FortiGate
FortiGate Next Generation Firewall utilizes purpose-built security processors and threat intelligence security services from FortiGuard labs to deliver top-rated protection and high performance, including encrypted traffic.
sgiannogloudis
Article Id 297349
Description This article describes the capabilities of VRF0.
Scope FortiGate v6.x and v7.x.
Solution

FortiGate has been configured with one physical interface 'port3' which belongs to the default VRF and one loopback named 'loopback_Test' on VRF 1.

 

The routing table looks like this:

 

Routing table for VRF=0
S* 0.0.0.0/0 [10/0] via 10.110.80.1, port10 [1/0]
C 10.0.0.0/8 is directly connected, port3

Routing table for VRF=1
C 172.16.10.0/24 is directly connected, loopback_Test


Test 1: A device installed on port3 starts to generate ICMP packets to 8.8.8.8 and it is possible to observe that traffic is entering port3 and exiting port10 since the default route is configured on it [Expected result].

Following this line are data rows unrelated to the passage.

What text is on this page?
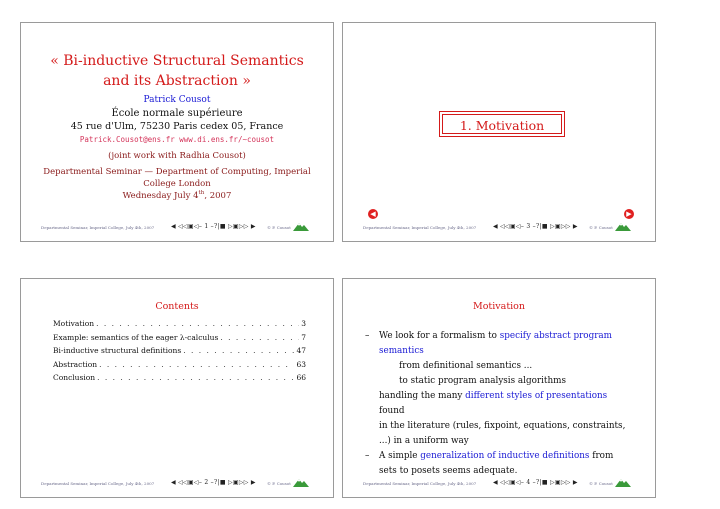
« Bi-inductive Structural Semantics
and its Abstraction »
Patrick Cousot
École normale supérieure
45 rue d'Ulm, 75230 Paris cedex 05, France
Patrick.Cousot@ens.fr www.di.ens.fr/~cousot
(joint work with Radhia Cousot)
Departmental Seminar — Department of Computing, Imperial College London
Wednesday July 4th, 2007
Departmental Seminar, Imperial College, July 4th, 2007	◀ ◁◁▣◁– 1 –?|■ ▷▣▷▷ ▶	© P. Cousot
1. Motivation
◀	▶
Departmental Seminar, Imperial College, July 4th, 2007	◀ ◁◁▣◁– 3 –?|■ ▷▣▷▷ ▶	© P. Cousot
Contents
Motivation . . .	3
Example: semantics of the eager λ-calculus . . .	7
Bi-inductive structural definitions . . .	47
Abstraction . . .	63
Conclusion . . .	66
Departmental Seminar, Imperial College, July 4th, 2007	◀ ◁◁▣◁– 2 –?|■ ▷▣▷▷ ▶	© P. Cousot
Motivation
– We look for a formalism to specify abstract program
semantics
from definitional semantics ...
to static program analysis algorithms
handling the many different styles of presentations found
in the literature (rules, fixpoint, equations, constraints,
...) in a uniform way
– A simple generalization of inductive definitions from
sets to posets seems adequate.
Departmental Seminar, Imperial College, July 4th, 2007	◀ ◁◁▣◁– 4 –?|■ ▷▣▷▷ ▶	© P. Cousot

diagnose sniffer packet any 'host 8.8.8.8 and icmp' 4 10 l

2023-12-12 14:23:06.771674 port3 in 10.0.1.63 -> 8.8.8.8: icmp: echo request
2023-12-12 14:23:06.771834 port10 out 10.0.1.63 -> 8.8.8.8: icmp: echo request

 

Test 2: This time instead of 8.8.8.8 the device generates ICMP packets to IP address 172.16.10.1 [Loopback configured on VRF 1] and it is generally expected that traffic will still match the default route on port10 since it should be contained inside the default VRF, however:


diagnose sniffer packet any 'host 172.16.10.1 and icmp' 4 10 l

2023-12-12 14:28:22.069203 port3 in 10.0.1.63 -> 172.16.10.1: icmp: echo request
2023-12-12 14:28:22.069291 port3 out 172.16.10.1 -> 10.0.1.63: icmp: echo reply

 

As it can be observed traffic instead of matching the default route is forwarded via port10. A reply from port3 itself will be received.

 

This is happening because there is no VRF isolation on VRF0 as it is considered a special global VRF that contains all routes from other VRFs as well.